S. Shaefer Spires, M.D. Infectious Disease Vanderbilt University Medical Center photo: Anne Rayner; Vanderbilt
S. Shaefer Spires, M.D. Infectious Disease with  Vanderbilt University Medical Center. Image, Anne Rayner; Vanderbilt
One of the risks of  over-prescribing antibiotics? The overuse of antibiotics has led to ‘superbugs,’ and now bacterial resistance is on the rise Every year, at least 2 million people in the U.S. become infected with some sort of bacteria that is resistant to antibiotics, and at least 23,000 people die from these infections, according to the CDC.

“When you take antibiotics, they kill all the bacteria in your system. The good and the bad bacteria. So it disrupts your body’s natural balance. This can open the door to severe diarrhea and even a Clostridium difficile infection, which can cause severe dehydration and can even be fatal,”  Spires explains. 

If you have to ask your physician to prescribe an antibiotic “just in case” you should be warned that if your problem is viral in nature and, according to Spires, there will be no upside to taking it.

“Of all the cold medicines in the world, none of them actually help you get better from an upper respiratory infection faster.

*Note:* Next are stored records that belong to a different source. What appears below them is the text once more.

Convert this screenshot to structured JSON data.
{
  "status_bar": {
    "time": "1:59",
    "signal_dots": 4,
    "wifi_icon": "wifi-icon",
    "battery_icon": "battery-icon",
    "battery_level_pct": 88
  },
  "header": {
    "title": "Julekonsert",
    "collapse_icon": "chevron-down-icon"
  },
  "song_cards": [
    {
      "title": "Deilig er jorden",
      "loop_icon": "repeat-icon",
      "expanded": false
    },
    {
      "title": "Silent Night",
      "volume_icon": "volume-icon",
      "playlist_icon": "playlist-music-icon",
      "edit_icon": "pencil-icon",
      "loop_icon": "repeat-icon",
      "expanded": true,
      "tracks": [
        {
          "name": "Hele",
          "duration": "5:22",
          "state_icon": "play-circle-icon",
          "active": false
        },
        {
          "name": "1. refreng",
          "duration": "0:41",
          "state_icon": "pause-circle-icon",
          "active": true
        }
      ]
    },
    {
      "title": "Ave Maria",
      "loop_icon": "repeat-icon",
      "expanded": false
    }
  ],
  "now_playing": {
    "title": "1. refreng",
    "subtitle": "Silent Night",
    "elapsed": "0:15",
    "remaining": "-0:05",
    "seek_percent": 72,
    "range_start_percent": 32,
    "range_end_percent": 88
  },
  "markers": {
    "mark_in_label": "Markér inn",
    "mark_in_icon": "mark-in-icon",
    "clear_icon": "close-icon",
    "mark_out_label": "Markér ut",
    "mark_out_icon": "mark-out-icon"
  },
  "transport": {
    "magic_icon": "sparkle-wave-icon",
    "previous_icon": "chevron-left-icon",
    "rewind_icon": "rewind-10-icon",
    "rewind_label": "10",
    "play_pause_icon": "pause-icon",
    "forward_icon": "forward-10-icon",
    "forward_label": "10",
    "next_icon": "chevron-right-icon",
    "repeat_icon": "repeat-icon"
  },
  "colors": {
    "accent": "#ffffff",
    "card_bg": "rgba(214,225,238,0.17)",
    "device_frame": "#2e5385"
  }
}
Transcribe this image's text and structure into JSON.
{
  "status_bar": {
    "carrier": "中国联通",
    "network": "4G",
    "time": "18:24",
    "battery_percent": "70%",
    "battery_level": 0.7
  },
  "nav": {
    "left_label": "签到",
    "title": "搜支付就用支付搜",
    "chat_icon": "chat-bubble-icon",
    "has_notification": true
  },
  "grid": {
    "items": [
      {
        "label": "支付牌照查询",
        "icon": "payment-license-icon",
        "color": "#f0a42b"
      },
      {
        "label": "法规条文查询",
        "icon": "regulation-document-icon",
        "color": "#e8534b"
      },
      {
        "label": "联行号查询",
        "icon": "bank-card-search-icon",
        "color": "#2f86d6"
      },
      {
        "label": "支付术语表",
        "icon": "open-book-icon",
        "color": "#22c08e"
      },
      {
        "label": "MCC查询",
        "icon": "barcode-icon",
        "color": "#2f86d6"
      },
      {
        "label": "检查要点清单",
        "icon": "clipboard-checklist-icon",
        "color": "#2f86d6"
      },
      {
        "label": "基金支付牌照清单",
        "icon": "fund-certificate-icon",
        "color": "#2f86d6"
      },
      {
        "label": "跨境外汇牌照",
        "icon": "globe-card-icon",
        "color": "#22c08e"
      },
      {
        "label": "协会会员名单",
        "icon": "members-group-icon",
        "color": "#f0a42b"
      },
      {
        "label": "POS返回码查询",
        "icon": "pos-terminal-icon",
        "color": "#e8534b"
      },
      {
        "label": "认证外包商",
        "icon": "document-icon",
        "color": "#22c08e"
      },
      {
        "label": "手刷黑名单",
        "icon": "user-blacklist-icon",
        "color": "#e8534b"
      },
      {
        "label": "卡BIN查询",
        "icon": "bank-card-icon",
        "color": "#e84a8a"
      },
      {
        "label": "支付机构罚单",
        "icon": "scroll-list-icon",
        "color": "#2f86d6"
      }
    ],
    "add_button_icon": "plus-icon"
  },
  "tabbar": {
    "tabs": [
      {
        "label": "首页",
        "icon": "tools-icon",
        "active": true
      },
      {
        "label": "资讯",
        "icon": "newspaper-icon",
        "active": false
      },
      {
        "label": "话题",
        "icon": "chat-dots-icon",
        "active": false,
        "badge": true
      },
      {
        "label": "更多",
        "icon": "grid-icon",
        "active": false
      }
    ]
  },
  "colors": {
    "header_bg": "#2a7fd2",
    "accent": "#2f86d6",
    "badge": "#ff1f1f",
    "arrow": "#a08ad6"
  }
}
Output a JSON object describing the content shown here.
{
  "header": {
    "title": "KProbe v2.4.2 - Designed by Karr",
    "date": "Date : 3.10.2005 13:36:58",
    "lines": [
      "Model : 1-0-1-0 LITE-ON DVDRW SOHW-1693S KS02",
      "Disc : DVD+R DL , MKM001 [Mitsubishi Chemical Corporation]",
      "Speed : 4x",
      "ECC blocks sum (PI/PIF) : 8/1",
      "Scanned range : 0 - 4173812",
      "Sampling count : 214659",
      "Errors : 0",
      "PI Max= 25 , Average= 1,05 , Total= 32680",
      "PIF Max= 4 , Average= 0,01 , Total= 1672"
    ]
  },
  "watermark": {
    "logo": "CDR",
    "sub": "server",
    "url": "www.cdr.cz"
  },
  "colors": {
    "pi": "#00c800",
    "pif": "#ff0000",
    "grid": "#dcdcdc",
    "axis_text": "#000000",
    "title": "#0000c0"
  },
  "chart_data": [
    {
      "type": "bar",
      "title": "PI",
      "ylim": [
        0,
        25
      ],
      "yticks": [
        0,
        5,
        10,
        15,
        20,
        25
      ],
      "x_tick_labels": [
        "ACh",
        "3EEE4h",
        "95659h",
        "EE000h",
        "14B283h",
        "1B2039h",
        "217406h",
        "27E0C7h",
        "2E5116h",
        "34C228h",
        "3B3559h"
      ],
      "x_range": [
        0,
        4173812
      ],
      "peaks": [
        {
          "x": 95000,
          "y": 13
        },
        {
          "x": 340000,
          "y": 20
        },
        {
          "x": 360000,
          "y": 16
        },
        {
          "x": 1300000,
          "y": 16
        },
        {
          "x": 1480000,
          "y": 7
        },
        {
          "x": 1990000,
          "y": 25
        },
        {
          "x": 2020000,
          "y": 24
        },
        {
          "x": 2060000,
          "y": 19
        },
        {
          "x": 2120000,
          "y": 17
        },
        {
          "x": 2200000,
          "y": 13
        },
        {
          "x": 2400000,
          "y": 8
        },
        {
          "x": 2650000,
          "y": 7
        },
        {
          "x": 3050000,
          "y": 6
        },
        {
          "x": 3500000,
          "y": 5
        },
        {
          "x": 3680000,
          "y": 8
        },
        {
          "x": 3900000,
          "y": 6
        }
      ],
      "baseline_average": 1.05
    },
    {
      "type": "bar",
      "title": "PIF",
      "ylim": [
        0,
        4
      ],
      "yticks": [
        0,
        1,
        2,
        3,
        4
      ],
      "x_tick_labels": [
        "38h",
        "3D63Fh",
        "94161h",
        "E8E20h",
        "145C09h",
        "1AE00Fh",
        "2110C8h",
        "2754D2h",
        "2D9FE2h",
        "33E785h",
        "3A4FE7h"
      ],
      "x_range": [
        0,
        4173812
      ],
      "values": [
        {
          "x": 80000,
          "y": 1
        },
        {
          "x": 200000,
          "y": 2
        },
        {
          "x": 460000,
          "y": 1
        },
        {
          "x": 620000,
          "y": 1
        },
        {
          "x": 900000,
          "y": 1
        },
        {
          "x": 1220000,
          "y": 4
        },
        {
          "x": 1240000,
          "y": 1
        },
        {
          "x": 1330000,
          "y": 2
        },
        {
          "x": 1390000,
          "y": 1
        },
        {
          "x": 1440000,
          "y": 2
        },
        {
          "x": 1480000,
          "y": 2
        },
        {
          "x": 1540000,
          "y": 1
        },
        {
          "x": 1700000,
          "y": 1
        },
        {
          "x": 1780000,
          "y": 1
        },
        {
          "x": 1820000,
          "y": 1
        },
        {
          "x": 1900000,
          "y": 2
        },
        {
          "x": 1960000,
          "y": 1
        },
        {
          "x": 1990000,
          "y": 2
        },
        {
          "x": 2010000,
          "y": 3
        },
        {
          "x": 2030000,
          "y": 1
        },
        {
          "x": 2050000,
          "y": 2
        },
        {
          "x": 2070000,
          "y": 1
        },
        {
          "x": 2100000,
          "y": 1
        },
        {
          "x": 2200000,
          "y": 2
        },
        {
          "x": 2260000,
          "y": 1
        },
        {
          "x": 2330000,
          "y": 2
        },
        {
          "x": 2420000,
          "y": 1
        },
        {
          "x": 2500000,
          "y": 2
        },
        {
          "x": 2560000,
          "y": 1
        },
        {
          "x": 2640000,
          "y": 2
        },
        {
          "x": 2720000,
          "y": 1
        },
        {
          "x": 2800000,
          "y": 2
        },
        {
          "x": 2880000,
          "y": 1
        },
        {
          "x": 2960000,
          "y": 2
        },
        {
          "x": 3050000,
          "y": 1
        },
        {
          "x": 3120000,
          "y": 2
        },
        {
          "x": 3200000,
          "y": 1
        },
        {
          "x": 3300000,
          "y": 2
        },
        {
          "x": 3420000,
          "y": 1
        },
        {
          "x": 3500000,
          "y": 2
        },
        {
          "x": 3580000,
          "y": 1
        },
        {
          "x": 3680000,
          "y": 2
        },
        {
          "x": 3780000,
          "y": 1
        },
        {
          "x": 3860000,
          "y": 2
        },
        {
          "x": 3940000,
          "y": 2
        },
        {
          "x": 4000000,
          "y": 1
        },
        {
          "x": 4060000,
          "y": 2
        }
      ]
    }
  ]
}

The key is to stay hydrated, get adequate rest, and to understand that your physician may not prescribe an antibiotic, which wouldn’t help you anyway,” Spires says. 

Just how serious is the overprescription problem? This year the CDC has initiated Get Smart About Antibiotics, a campaign focused on improving antibiotic prescribing practices and bringing public awareness to this issue.

If your doctor says you don’t need an antibiotic, listen up. Your to-do list will still be waiting when your viral infection ends. Demanding drugs that you don’t need won’t help you. And could actually harm your health.

More information about antibiotic misuse and overuse can be found on the CDC web site at http://www.cdc.gov/getsmart.

Shaefer Spires, M.D., is an assistant professor of infectious diseases at Vanderbilt University School of Medicine and is the hospital epidemiologist and Physician Chair of Antimicrobial Stewardship at Williamson Medical Center.